I am new to saltwater tanks, actually I never had any fish tanks but I want to get involved and have an inkling to get a nice coral setup. Maybe 100 gallon tank or so. I am concerned about buying live supplies online. There are many sites offering live fish for sale and they all seem to have pretty negative reviews either in the BBB or other posts online. Many also have great reviews and I know it is hard to satisfy everyone and even the best business people can get bad reviews occasionally. So can anyone tell me of a great place with good pricing that I should start buying from.

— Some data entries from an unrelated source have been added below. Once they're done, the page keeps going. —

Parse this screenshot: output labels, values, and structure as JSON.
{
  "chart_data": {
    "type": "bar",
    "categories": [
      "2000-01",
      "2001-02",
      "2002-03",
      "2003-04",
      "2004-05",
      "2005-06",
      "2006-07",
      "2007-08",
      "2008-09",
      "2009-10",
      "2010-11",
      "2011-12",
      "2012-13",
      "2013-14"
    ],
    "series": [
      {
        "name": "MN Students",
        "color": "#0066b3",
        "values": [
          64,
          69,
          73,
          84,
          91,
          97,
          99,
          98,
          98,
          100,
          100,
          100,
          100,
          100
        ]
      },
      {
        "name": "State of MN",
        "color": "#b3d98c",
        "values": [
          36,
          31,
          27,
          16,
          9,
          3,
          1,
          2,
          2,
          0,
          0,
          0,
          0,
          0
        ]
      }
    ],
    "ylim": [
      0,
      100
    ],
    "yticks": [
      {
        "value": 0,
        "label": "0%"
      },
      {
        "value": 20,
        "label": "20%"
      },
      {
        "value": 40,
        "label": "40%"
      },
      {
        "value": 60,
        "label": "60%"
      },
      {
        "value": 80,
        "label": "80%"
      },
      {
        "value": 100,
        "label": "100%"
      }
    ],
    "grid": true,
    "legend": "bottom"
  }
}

I am a total novice, only I really like the looks of some tanks I have seen on the web and on Youtube.

Thanks for your insight.

Michael


----------



## snyderguy (Feb 9, 2010)

Aquabid.com is a very good site for buying fish online. There's some very good looking fish on there. Not sure if they have corals though.


----------



## funlad3 (Oct 9, 2010)

I've never heard any stories about Live Aquaria where they didn't give a full refund if things went wrong. (And with them, it's only when the delivery service messes up.)

Welcome to Fish Forums, look around, and read and research until you can't find any new materials.

Have fun! :fun:


----------



## MK-reef (Nov 5, 2011)

*I will try them both....*

Thanks, that was quick replies. Glad this forum is here, thanks. I'll let you know how it goes. I read some great posts for beginners, useful info.

Thanks again


----------



## RollerDJ (Aug 17, 2011)

I've heard nothing but good things live aquaria. I plan on ordering a good chunk of my SW fish when I get started from them since there are no good LFS with SW fish.


----------



## lmb (Nov 1, 2011)

Aquabid doesn't really have a nice saltwater section as they do freshwater sadly.

Glad that you decided to use Live Aquaria, I have also reported good things from them


----------



## Fishpunk (Apr 18, 2011)

lmb said:


> Aquabid doesn't really have a nice saltwater section as they do freshwater sadly.


The saltwater section on Aquabid is fine. The problem is that people aren't breeding saltwater fishes so they don't have a lot of participation. Two different problems. Anyway, I suspect over the next decade or two you will see more captive bred marine fish that will appear in places like Aquabid since the techniques for breeding marine fish are improving all the time.


----------